Par ce diplôme, nous engageons notre responsabilité et nous pouvons vous assurer que cette reconnaissance a été acquise, certes avec humanité, mais sans concession, aucune, sur l’essentiel. Vous pouvez dès lors éprouver énormément de fierté aujourd’hui. Mais attester de compétences n’est pas encore suffisant à nos yeux ! Plus important encore, nous vous demandons de vous souvenir de ce diplôme comme un engagement envers des valeurs humanistes d’empathie, de solidarité, de justice, d’honnêteté, de liberté, et de partage. Tous ces mots qui esquissent la frontière entre le mal et le bien. Demain ce sera votre capacité d’autodétermination qui primera le moment venu et j’espère que nous avons pu être exemplaires sur ces points. Du moins s’y est-on efforcé chaque jour et je profite de l’occasion pour remercier tous vos enseignants.

Quoique l’on pense du décret paysage, on peut lui reconnaître un mérite : vous avez dû obtenir tous les crédits, un à un, UE par UE, à la sueur de votre front ; même au sens littéral du terme lorsque votre chambre ou votre bureau, en pleine session, affichait une température qui permettait de cuire un saumon à basse température, si si ! L’exercice n’a pas toujours été facile, et j’ai ici une pensée toute particulière pour nos étudiants en horaire décalé ou en master de spécialisation qui ont dû concilier vie professionnelle, vie de famille et vie académique tout à la fois.
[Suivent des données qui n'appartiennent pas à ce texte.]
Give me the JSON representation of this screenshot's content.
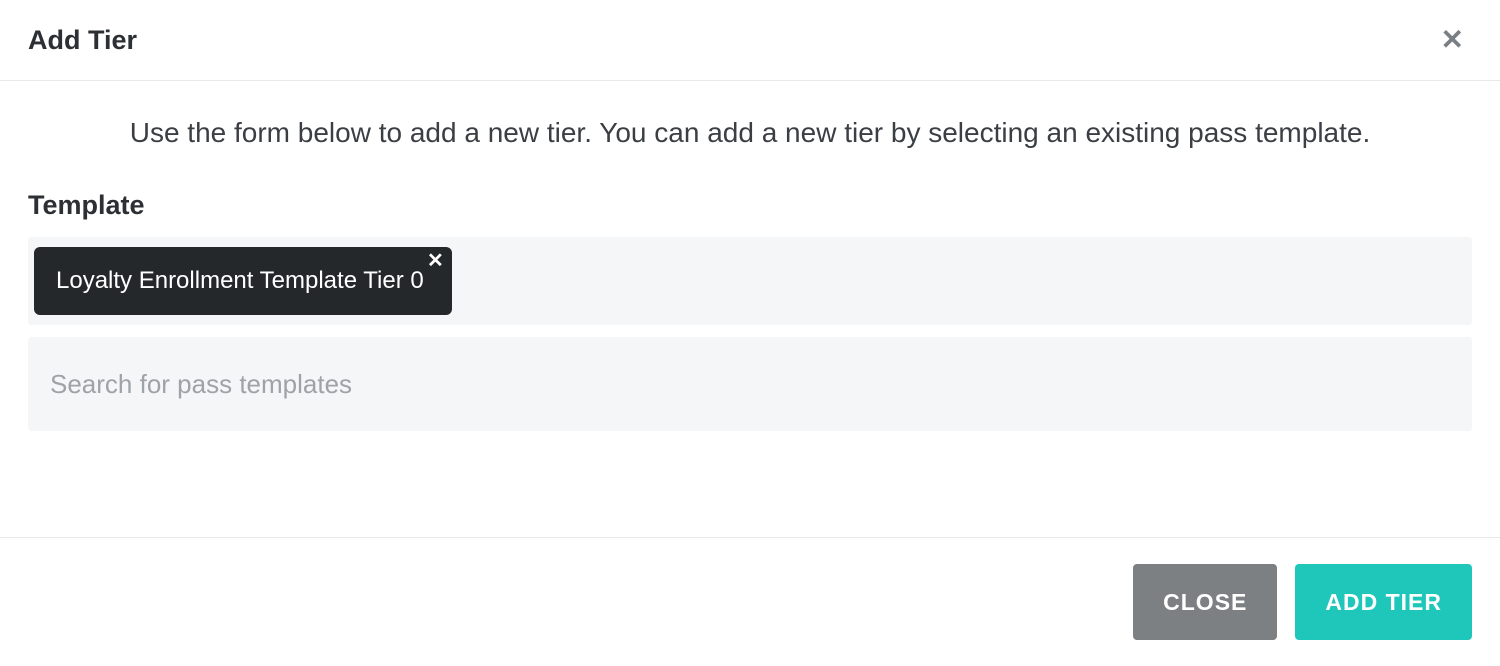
{
  "modal": {
    "title": "Add Tier",
    "close_glyph": "✕",
    "description": "Use the form below to add a new tier. You can add a new tier by selecting an existing pass template."
  },
  "template_section": {
    "label": "Template",
    "selected_chip": "Loyalty Enrollment Template Tier 0",
    "chip_remove_glyph": "✕",
    "search_placeholder": "Search for pass templates"
  },
  "footer": {
    "close_label": "Close",
    "submit_label": "Add Tier"
  },
  "colors": {
    "primary": "#1fc7bb",
    "secondary": "#7c8083",
    "chip_bg": "#24282b"
  }
}
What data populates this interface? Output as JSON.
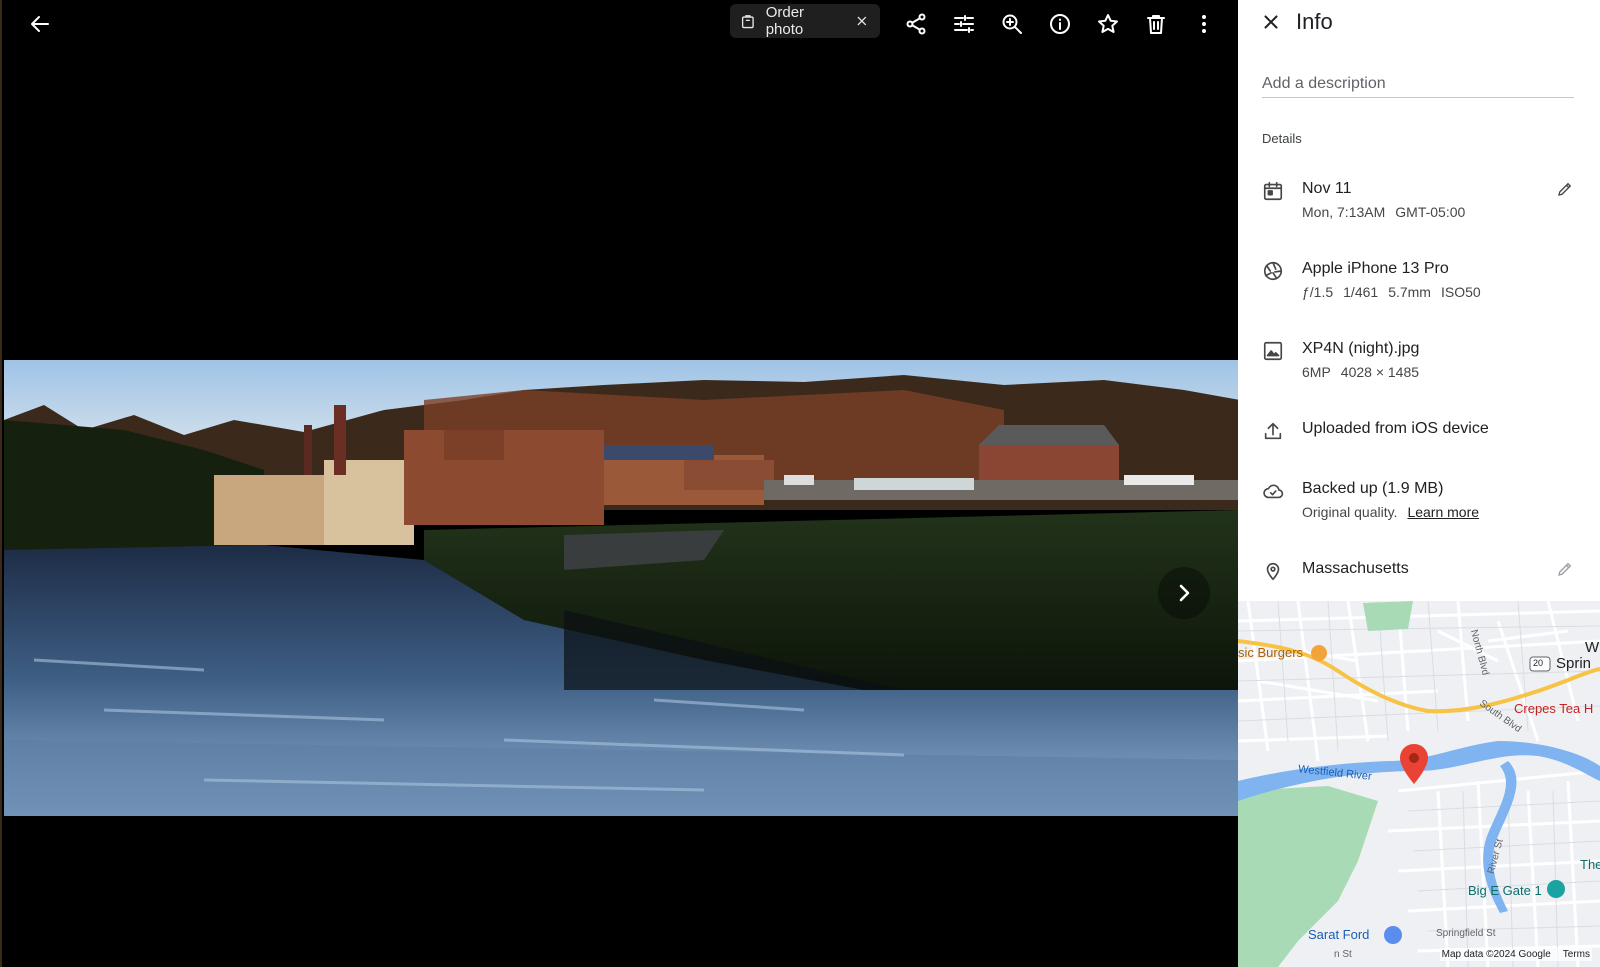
{
  "toolbar": {
    "order_photo_label": "Order photo"
  },
  "info_panel": {
    "title": "Info",
    "description_placeholder": "Add a description",
    "details_label": "Details",
    "date": {
      "primary": "Nov 11",
      "time": "Mon, 7:13AM",
      "timezone": "GMT-05:00"
    },
    "camera": {
      "primary": "Apple iPhone 13 Pro",
      "aperture": "ƒ/1.5",
      "shutter": "1/461",
      "focal": "5.7mm",
      "iso": "ISO50"
    },
    "file": {
      "primary": "XP4N (night).jpg",
      "megapixels": "6MP",
      "dimensions": "4028 × 1485"
    },
    "upload": {
      "primary": "Uploaded from iOS device"
    },
    "backup": {
      "primary": "Backed up (1.9 MB)",
      "secondary": "Original quality.",
      "link": "Learn more"
    },
    "location": {
      "primary": "Massachusetts"
    }
  },
  "map": {
    "labels": {
      "burgers": "sic Burgers",
      "north_blvd": "North Blvd",
      "route": "20",
      "spring": "Sprin",
      "w": "W",
      "south_blvd": "South Blvd",
      "crepes": "Crepes Tea H",
      "westfield_river": "Westfield River",
      "river_st": "River St",
      "the": "The",
      "big_e": "Big E Gate 1",
      "sarat": "Sarat Ford",
      "springfield_st": "Springfield St",
      "st": "n St"
    },
    "credit": "Map data ©2024 Google",
    "terms": "Terms"
  },
  "colors": {
    "pin": "#ea4335",
    "water": "#7fb4f0",
    "park": "#a8dab5",
    "highway": "#f6c344"
  }
}
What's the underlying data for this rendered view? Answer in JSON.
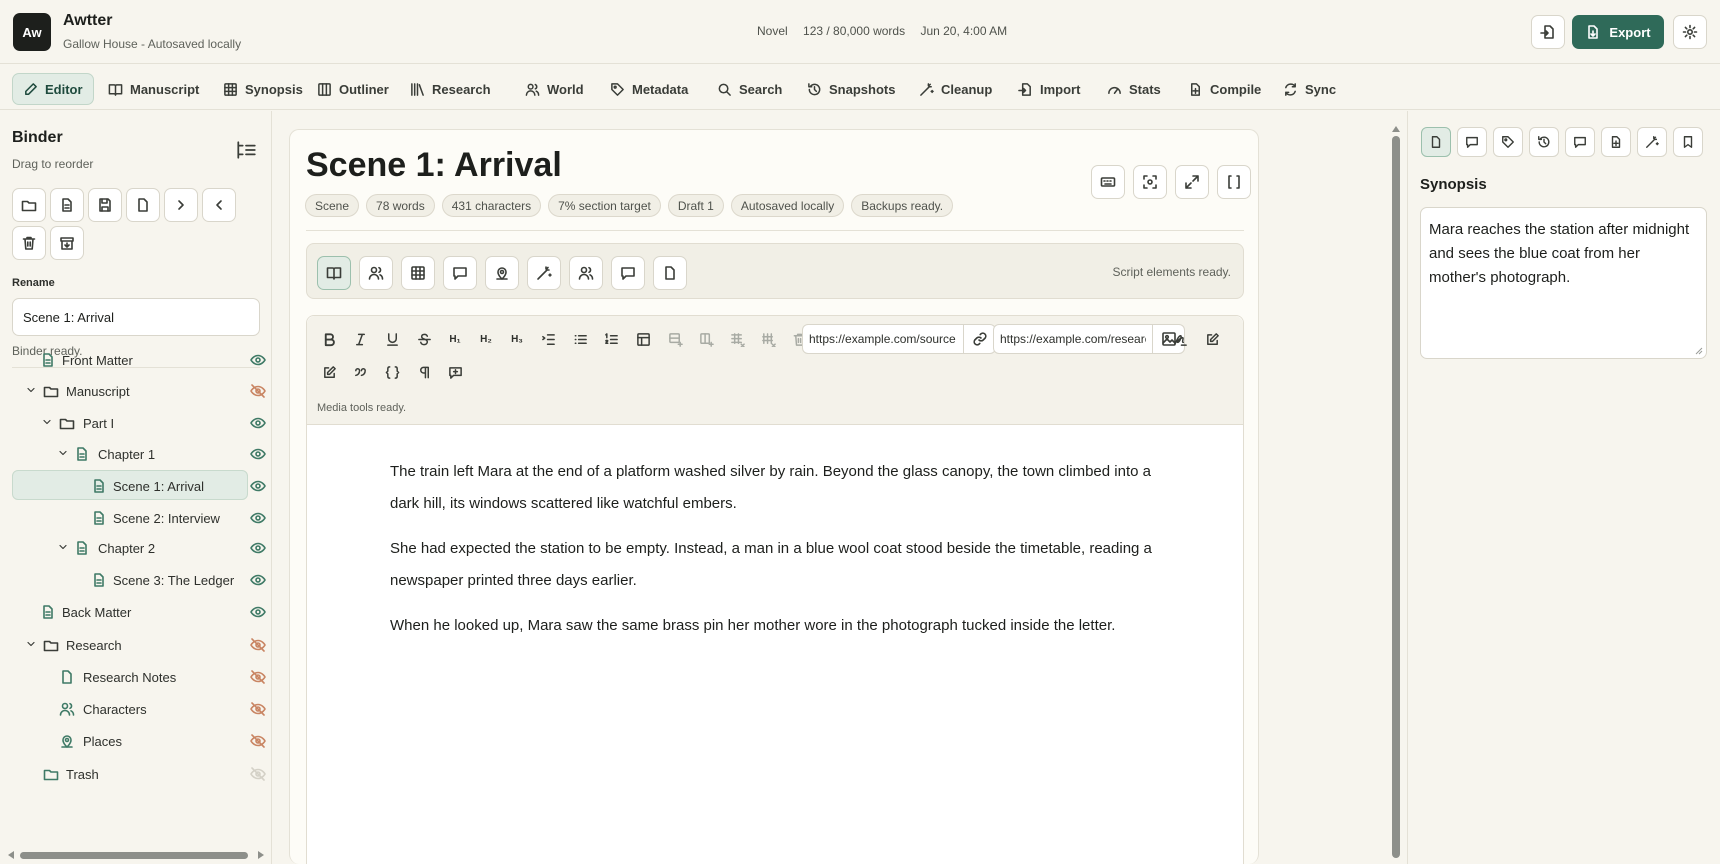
{
  "app": {
    "logo": "Aw",
    "title": "Awtter",
    "subtitle": "Gallow House - Autosaved locally",
    "genre": "Novel",
    "word_count": "123 / 80,000 words",
    "timestamp": "Jun 20, 4:00 AM",
    "export_label": "Export"
  },
  "tabs": [
    {
      "label": "Editor",
      "icon": "pencil-icon",
      "active": true
    },
    {
      "label": "Manuscript",
      "icon": "book-icon"
    },
    {
      "label": "Synopsis",
      "icon": "grid-icon"
    },
    {
      "label": "Outliner",
      "icon": "columns-icon"
    },
    {
      "label": "Research",
      "icon": "library-icon"
    },
    {
      "label": "World",
      "icon": "users-icon"
    },
    {
      "label": "Metadata",
      "icon": "tag-icon"
    },
    {
      "label": "Search",
      "icon": "search-icon"
    },
    {
      "label": "Snapshots",
      "icon": "history-icon"
    },
    {
      "label": "Cleanup",
      "icon": "wand-icon"
    },
    {
      "label": "Import",
      "icon": "import-icon"
    },
    {
      "label": "Stats",
      "icon": "gauge-icon"
    },
    {
      "label": "Compile",
      "icon": "file-plus-icon"
    },
    {
      "label": "Sync",
      "icon": "sync-icon"
    }
  ],
  "binder": {
    "title": "Binder",
    "subtitle": "Drag to reorder",
    "rename_label": "Rename",
    "rename_value": "Scene 1: Arrival",
    "status": "Binder ready.",
    "tree": [
      {
        "label": "Front Matter",
        "type": "doc",
        "depth": 0,
        "visible": true
      },
      {
        "label": "Manuscript",
        "type": "folder",
        "depth": 0,
        "visible": false
      },
      {
        "label": "Part I",
        "type": "folder",
        "depth": 1,
        "visible": true
      },
      {
        "label": "Chapter 1",
        "type": "doc",
        "depth": 2,
        "visible": true
      },
      {
        "label": "Scene 1: Arrival",
        "type": "doc",
        "depth": 3,
        "visible": true,
        "selected": true
      },
      {
        "label": "Scene 2: Interview",
        "type": "doc",
        "depth": 3,
        "visible": true
      },
      {
        "label": "Chapter 2",
        "type": "doc",
        "depth": 2,
        "visible": true
      },
      {
        "label": "Scene 3: The Ledger",
        "type": "doc",
        "depth": 3,
        "visible": true
      },
      {
        "label": "Back Matter",
        "type": "doc",
        "depth": 0,
        "visible": true
      },
      {
        "label": "Research",
        "type": "folder",
        "depth": 0,
        "visible": false
      },
      {
        "label": "Research Notes",
        "type": "doc",
        "depth": 1,
        "visible": false
      },
      {
        "label": "Characters",
        "type": "users",
        "depth": 1,
        "visible": false
      },
      {
        "label": "Places",
        "type": "pin",
        "depth": 1,
        "visible": false
      },
      {
        "label": "Trash",
        "type": "folder",
        "depth": 0,
        "visible": "faint"
      }
    ]
  },
  "editor": {
    "title": "Scene 1: Arrival",
    "chips": [
      "Scene",
      "78 words",
      "431 characters",
      "7% section target",
      "Draft 1",
      "Autosaved locally",
      "Backups ready."
    ],
    "script_status": "Script elements ready.",
    "link_url": "https://example.com/source",
    "image_url": "https://example.com/research",
    "media_status": "Media tools ready.",
    "paragraphs": [
      "The train left Mara at the end of a platform washed silver by rain. Beyond the glass canopy, the town climbed into a dark hill, its windows scattered like watchful embers.",
      "She had expected the station to be empty. Instead, a man in a blue wool coat stood beside the timetable, reading a newspaper printed three days earlier.",
      "When he looked up, Mara saw the same brass pin her mother wore in the photograph tucked inside the letter."
    ]
  },
  "inspector": {
    "title": "Synopsis",
    "synopsis": "Mara reaches the station after midnight and sees the blue coat from her mother's photograph."
  },
  "colors": {
    "accent": "#2f6a59",
    "selected_bg": "#e2ece5",
    "visible_eye": "#3f7a66",
    "hidden_eye": "#c98563"
  }
}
Mais la vie d’un étudiant en jour n’est pas toujours simple non plus, certains étudiants ont connu des situations douloureuses ou dû aussi travailler pour financer leurs études. J’ai aussi une pensée pour ces personnes étrangères qui ont trouvé refuge dans notre pays et décidé de reprendre leurs études, à qui je souhaite beaucoup de courage et un plein succès. J’espère qu’ils nous rejoindront sur ces bancs bientôt.

Beaucoup d’entre vous sont maintenant pleinement engagés dans la vie active, dans des domaines aussi variés que l’analyse, le développement, la sécurité, l’audit, ou la conception de SI ; mais certains d’entre vous travaillent certainement déjà sur des projets ayant trait à l’Intelligence Artificielle, ce domaine d’étude si fascinant puisqu’il évoque de vieux fantasmes, comme celui de nous voir devenir les Prométhée d’une nouvelle ère. En effet, ne serions-nous pas, nous informaticiens, en train de créer une nouvelle branche de la phylogénie, qui serait le fruit exclusif de notre intelligence ? Une entité faite de silicium, capable d’apprendre, de raisonner, que l’on pourrait même qualifier de sensible, puisque capable de sentir, voir, entendre, et mesurer. Elle peut également agir, les robots en sont un bel exemple. Toutefois, certains redoutent que l’IA ne devienne plus intelligente que nous ou accapare nos libertés. Elle serait donc néfaste et certains préconisent même d’arrêter les recherches en IA. Vous avez encore pu entendre ou lire ces propos dernièrement dans la presse.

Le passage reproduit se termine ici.